Feature photo: Photo by Tumisu.
Domestic violence cases in Acadiana continue to rise during COVID-19, forcing some victims to seek counseling while others may adapt to the abuse.
Melissa Bowen, a licensed professional counselor and supervisor, said her colleagues in the psychiatric community have reported and discussed the rise in domestic violence cases among other mental illnesses during the COVID-19 period. She said she felt the psychiatric community in Acadiana “pivoted quickly” during COVID-19 and “rallied to meet the demand” of clients seeking help during and after quarantine.
“I think we’re going to be seeing a lot of consequences of our [COVID-19] season that we don’t know what to expect yet,” Bowen said.
According to Bowen, the increase in domestic violence cases is due to people being unable to leave their homes during quarantine. She said victims may have been stuck at home with their abuser and without resources.
As someone who witnessed domestic abuse in his community growing up, Lafayette Parish councilman Abraham “AB” Rubin Jr. seeks to educate and raise awareness about domestic violence in Acadiana.
“There is not enough awareness. No one wants to talk about what’s happening behind closed doors until someone dies,” Rubin said, “[Change] starts with an idea and a conversation, then we figure [out] what we can do about that.”
Bowen suggests keeping an eye out for those around you when it comes to domestic abuse.
“Look for changes in personality and demeanor, and that goes for any mental health crisis in the people you relate to. Notice things about them,” Bowen said, “Give people the safe space to talk and open up.”
“If you have a concern, then ask. Don’t be afraid of the awkward questions,” Bowen said.
According to Rubin, abuse victims are in “uncharted waters” and may have trouble reaching out for professional or personal help because they never encountered an abusive situation and cannot recognize it as abuse.
While victims become masterful at hiding signs of abuse, abusers are masterful at cutting off the emotional support for the victim and destroying the victim’s sense of self, according to Bowen. She said the impulse domestic violence abusers feel to blame and hurt a loved one is internal.
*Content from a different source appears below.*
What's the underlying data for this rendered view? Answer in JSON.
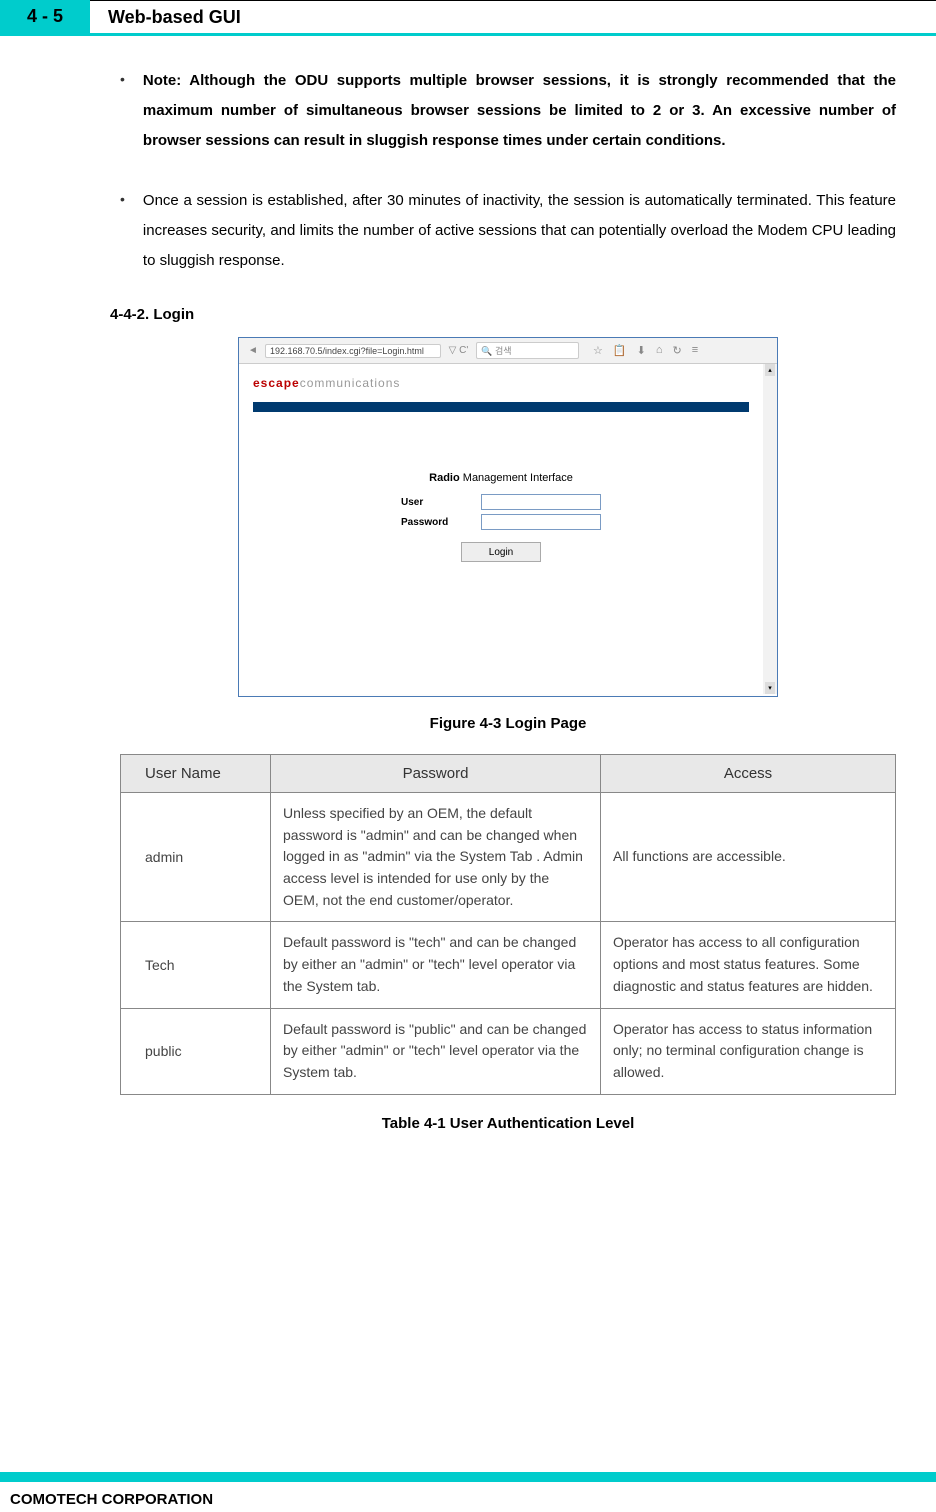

“[Abusers] were never taught how to understand, regulate or identify their own emotions, so it gets projected in the worst ways to the people in their lives,” Bowen said, “It could be them acting out trauma they experienced as a child. It’s what they knew so it’s a pattern they are repeating.”
According to Bowen, abusers will often not know their behavior is abusive.
“It’s challenging to find what will be the wake-up call for someone to wake up to the destruction of those choices. A lot of times its legal ramifications or boundaries set by the family. They need some kind of wake-up call that the way they are responding to a loved one, whether it’s physical, sexual or emotional abuse is inappropriate.”
Rubin said legal ramifications are what police consider to be a “good wake-up call”. People arrested for domestic violence are typically held for 48 hours, then released, according to the councilman. He said “the part after the 48 hours” is what he worries about. Officers on the scene will offer the victim options but it is ultimately up to the victim to pursue them. Bowen said she has not lost faith that some abusive relationships can be repaired under certain conditions.
“Once that gate is open, it makes it easier to [perform the abuse] again if not addressed immediately by both parties,” Bowen said, “If the abuser can take full responsibility for their actions, acknowledge the inappropriateness of their actions and show repeated patterns of choosing healthy positive interactions [the relationship could be repaired].”
After abuse has taken place, a repaired relationship is determined by how safe the relationship is and if trust between partners is possible, according to Bowen.
“Both parties have to be honest and accountable,” Bowen said.
Bowen said, as a victim of an emotionally abusive relationship, she had to first acknowledge the abuse for herself. She implores other victims to seek help and said it can be anonymous or confidential.
“There is help out there. There is therapeutic support or group support where you will, at least, not feel alone in your circumstances. It’s not like everyone is going to say ‘let’s get you out of there’ or ‘confront your abuser’ because that’s the scariest thing. There is support out there. Find it in the safest manner you can,” Bowen said.
If you are a victim of domestic violence call the 24-hour, toll-free Louisiana Domestic Violence Hotline 1-888-411-1333 or 911 for an emergency.